1 cup all-purpose flour, more for the pan

1/2 teaspoon baking powder

1 teaspoon mace

1 stick unsalted butter, more for the pan

1 cup sugar

3 eggs

1/4 cup milk

1/4 teaspoon baking soda

1/4 cup molasses

1/2 cup raisins

2 cups coarsely chopped pecans

1/4 cup bourbon whiskey (or dark rum or peach brandy)

Preheat oven to 300 F. Spray 12 regular muffin tins with oil. Combine flour, baking powder, salt and nutmeg in a medium bowl.

Cream butter and sugar. Add eggs one at a time.

On medium low speed add dry ingredients. Add milk.

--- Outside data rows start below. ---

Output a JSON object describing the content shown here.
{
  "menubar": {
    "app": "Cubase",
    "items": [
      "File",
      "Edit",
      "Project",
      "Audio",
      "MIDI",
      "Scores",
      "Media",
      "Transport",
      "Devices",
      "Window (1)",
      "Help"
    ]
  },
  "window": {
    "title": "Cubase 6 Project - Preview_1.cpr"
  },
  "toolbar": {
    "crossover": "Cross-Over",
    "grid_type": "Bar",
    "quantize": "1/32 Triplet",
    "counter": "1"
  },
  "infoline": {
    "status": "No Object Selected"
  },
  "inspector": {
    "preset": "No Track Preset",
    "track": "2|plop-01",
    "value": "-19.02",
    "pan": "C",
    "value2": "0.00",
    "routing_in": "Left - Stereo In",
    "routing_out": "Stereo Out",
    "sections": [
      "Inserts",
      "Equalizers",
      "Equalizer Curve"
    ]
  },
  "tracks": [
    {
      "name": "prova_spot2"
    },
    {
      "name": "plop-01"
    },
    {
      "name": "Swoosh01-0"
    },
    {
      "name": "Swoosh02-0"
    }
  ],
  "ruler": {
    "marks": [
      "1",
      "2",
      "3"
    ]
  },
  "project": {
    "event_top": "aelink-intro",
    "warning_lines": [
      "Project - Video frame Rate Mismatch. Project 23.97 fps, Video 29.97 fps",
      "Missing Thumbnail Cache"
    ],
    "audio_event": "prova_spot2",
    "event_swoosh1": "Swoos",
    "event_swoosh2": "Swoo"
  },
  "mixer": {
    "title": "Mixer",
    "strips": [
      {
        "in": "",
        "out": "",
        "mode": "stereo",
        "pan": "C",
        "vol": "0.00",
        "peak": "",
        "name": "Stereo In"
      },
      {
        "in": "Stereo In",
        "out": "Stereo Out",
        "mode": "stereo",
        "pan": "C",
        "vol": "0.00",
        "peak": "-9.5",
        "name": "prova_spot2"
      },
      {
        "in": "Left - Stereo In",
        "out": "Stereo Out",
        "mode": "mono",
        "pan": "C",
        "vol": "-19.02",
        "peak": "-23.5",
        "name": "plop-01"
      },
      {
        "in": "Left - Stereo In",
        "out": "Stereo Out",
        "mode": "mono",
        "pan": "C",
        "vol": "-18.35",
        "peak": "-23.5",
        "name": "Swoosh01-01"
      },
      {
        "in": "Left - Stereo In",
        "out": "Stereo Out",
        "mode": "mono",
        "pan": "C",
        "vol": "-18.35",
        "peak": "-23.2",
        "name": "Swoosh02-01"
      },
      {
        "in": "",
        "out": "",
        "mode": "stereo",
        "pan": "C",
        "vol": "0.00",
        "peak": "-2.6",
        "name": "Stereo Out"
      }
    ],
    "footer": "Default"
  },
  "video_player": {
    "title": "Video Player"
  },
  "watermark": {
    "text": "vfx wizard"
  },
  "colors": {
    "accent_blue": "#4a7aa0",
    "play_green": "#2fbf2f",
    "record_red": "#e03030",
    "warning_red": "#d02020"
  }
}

Combine baking soda and molasses. Add bourbon. Add to batter. Fold in raisins, pecans.

With an ice cream scoop, spoon batter into prepared muffin cups. Place in oven. Bake until set, about 30-35 minutes.

Insert a knife in center of cup cake. When knife comes out clean, cup cakes are done. Turn out onto a platter.

For added moisture and flavor, stick holes in baked cup cakes with toothpicks or skewers while still warm. Pour whiskey over cupcakes to add moisture and flavor.

Ice with store-bought cream cheese frosting if desired.